Et André Laignel de souligner qu'à la "recentralisation administrative" qu'il fustige (pêle-mêle : ZAN, urbanisme, "fléchages" à outrance, "supracommunalité"…) s'est ajoutée une "recentralisation financière" (suppression de la taxe professionnelle, de la taxe d'habitation, de la CVAE) ayant conduit à ce que les communes n'aient plus, au-delà du foncier bâti, "aucune ressource fiscale". Celles-ci seraient donc pieds et poings liés. Tout comme David Lisnard, il s'interroge d'ailleurs : ne serait-il pas temps d'"interpeller vigoureusement le Conseil constitutionnel" dans la mesure où "l'article 72 sur la libre administration des collectivités n'est plus respecté par l'Etat" ? Le président de l'AMF sait que la jurisprudence n'est pas favorable aux collectivités (elle ne l'avait pas été, par exemple, pour les contrats de Cahors) mais pense que la "faille juridique" peut être trouvée.
"Mobilisation durable"
Au-delà de l'abandon des mesures financières contenues dans le PLF, David Lisnard indique vouloir "proposer des mesures simples au gouvernement" : que l'Etat "se recentre sur ses missions propres", que l'Etat déconcentré se rassemble en un "guichet unique autour des préfets", que soient supprimées la plupart des autorisations préalables, que la durée des autorisations d'urbanisme soit allongée, que le Parlement s'oblige à "défaire des lois", que soit initiée une réelle "capacité d'adaptation" pour les territoires, que soit instauré "un moratoire immédiat sur les nouvelles normes", que l'on arrête "tout transfert de charges obligatoires", que soit privilégié le principe de "subsidiarité ascendante"… Simples, vraiment ?

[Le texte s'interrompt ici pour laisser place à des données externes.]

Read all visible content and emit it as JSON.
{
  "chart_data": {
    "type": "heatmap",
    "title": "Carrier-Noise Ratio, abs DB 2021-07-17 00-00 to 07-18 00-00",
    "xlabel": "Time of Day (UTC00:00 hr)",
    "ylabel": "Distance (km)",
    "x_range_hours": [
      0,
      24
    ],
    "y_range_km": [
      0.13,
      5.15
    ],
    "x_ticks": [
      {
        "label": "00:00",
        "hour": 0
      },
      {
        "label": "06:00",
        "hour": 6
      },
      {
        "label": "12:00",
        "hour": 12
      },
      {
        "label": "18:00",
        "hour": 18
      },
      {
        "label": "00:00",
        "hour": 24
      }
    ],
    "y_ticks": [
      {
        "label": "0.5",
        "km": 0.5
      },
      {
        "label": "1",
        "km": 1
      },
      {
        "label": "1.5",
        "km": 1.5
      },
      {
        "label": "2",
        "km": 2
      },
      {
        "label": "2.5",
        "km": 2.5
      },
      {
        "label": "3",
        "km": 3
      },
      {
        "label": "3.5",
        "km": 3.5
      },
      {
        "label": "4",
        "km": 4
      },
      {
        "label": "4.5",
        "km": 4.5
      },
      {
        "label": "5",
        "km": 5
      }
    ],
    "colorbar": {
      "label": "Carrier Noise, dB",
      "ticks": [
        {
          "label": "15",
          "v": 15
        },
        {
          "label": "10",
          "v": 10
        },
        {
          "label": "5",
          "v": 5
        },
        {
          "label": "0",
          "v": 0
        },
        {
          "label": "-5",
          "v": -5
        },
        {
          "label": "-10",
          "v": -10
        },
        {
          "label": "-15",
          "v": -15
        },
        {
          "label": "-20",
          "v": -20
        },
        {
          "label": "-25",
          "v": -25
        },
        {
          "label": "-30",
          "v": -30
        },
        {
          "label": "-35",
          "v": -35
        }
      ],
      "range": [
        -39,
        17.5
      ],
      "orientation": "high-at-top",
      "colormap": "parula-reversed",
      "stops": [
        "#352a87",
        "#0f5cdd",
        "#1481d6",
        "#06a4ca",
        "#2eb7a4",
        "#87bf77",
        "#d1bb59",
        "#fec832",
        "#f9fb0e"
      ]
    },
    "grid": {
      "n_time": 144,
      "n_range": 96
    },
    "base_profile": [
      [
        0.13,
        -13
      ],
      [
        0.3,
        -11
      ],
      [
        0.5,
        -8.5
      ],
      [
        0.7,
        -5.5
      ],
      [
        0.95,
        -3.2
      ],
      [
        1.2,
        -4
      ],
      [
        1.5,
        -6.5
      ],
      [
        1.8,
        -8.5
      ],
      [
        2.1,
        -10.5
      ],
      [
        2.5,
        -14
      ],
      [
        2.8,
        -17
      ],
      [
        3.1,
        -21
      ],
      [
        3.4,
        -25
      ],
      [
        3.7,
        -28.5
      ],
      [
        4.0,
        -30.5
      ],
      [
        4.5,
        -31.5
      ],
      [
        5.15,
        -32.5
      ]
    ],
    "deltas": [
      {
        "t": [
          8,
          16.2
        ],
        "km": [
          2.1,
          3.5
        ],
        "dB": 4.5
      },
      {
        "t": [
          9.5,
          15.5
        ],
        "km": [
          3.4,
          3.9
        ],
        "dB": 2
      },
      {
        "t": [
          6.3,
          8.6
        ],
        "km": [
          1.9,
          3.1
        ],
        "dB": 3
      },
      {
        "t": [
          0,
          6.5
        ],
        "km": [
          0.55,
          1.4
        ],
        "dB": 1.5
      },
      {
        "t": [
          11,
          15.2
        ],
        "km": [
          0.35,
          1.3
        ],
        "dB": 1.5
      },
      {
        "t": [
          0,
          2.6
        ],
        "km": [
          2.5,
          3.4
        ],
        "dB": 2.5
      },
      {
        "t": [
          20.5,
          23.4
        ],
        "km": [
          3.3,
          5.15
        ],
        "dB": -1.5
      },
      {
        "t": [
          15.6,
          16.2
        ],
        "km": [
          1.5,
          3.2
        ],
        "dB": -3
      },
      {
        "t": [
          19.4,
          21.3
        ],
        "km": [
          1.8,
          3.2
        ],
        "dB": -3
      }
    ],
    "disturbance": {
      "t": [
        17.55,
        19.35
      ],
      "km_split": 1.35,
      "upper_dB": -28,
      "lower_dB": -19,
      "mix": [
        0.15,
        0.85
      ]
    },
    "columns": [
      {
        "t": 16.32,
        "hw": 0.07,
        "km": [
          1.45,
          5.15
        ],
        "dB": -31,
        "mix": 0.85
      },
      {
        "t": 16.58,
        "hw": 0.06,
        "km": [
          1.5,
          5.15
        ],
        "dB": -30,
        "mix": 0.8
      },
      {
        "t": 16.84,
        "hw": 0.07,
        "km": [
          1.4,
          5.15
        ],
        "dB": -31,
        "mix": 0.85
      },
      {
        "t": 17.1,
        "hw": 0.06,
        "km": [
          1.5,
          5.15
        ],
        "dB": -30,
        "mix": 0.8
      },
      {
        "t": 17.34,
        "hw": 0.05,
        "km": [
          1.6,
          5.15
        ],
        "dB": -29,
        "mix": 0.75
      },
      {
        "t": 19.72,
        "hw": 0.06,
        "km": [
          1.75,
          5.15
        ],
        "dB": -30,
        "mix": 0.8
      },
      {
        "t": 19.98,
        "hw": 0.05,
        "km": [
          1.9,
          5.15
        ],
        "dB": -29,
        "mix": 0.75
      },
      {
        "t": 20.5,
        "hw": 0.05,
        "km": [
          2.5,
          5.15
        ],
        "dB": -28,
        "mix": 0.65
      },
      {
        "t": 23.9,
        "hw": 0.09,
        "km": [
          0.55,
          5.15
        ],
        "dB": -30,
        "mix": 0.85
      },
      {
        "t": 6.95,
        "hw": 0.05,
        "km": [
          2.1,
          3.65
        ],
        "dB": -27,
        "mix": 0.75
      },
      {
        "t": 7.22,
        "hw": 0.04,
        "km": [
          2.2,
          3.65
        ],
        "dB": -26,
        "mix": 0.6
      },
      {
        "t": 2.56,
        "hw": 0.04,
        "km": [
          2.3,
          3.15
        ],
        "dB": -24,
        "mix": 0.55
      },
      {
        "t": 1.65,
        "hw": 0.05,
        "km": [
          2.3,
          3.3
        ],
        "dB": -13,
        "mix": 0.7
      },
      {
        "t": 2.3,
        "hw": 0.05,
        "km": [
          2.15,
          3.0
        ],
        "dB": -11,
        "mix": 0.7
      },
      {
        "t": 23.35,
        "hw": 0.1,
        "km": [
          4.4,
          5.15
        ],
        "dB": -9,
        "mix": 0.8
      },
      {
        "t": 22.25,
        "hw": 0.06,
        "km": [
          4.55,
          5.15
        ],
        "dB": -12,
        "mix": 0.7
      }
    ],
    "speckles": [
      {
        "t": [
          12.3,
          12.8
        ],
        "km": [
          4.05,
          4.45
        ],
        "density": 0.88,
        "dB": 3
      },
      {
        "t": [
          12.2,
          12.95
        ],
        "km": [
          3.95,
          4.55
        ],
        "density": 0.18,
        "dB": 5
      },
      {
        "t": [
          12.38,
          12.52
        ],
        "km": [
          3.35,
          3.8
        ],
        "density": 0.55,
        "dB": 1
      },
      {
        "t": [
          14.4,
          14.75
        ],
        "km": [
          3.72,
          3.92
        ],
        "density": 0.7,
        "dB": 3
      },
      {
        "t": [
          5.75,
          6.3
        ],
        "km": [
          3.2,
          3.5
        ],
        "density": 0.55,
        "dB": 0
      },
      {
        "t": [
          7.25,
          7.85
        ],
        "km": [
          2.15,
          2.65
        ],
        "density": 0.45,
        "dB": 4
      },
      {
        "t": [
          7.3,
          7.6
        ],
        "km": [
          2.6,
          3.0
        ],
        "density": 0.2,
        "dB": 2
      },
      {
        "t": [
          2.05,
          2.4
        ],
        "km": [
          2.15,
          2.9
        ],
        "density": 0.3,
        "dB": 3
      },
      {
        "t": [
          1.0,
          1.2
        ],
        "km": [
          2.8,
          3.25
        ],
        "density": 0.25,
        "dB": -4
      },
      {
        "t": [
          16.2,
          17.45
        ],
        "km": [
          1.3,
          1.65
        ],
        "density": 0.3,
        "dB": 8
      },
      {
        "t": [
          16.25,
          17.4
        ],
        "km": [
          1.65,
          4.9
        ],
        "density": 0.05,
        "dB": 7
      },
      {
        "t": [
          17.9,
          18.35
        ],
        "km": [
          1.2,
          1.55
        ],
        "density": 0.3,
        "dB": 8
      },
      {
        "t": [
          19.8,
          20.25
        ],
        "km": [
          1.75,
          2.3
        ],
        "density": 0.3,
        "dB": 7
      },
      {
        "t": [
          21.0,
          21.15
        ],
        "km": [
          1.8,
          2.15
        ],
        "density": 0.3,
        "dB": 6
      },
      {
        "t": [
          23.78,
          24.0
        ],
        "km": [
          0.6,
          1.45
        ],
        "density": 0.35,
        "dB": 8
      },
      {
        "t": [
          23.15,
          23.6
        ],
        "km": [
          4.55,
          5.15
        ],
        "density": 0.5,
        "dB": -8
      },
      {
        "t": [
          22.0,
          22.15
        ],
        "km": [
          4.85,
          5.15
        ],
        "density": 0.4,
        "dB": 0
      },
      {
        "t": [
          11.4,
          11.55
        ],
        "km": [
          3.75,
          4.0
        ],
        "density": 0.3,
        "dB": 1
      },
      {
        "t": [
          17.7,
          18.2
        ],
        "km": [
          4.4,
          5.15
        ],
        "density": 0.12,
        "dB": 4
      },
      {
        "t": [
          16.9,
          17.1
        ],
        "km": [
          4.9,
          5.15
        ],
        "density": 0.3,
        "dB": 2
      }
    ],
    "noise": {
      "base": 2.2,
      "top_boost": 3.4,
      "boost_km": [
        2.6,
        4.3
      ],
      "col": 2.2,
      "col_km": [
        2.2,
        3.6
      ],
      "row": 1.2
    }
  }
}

En attendant, l'AMF compte bien, dit André Laignel, faire de ce congrès "le début d'une mobilisation durable" : "Nous devons préparer les prochaines étapes de cette mobilisation". Les échanges avec la salle ont d'ailleurs montré que certains maires voudraient monter d'un cran. "Il faut qu'on ait des actions fortes, nous sommes trop mous ; fermons nos mairies pendant quinze jours et là les gens réagiront", a par exemple clamé le maire de Limonest (métropole de Lyon). Mentionnant le fait que le maire de Verdun, Samuel Hazard, a récemment lancé un appel à la démission générale, le maire d'un petit village de Meurthe-et-Moselle a pour sa part émis une autre idée : "Et si on votait nos budgets en déséquilibre ? En demandant à l'Etat de combler. Ne serait-ce pas un élément de négociation ?" David Lisnard a toutefois préféré rester prudent : "Oui, il faut trouver des solutions de protestation", mais auxquelles de nombreux maires seront réellement prêts à participer, faute de quoi cela risquerait de se révéler contreproductif.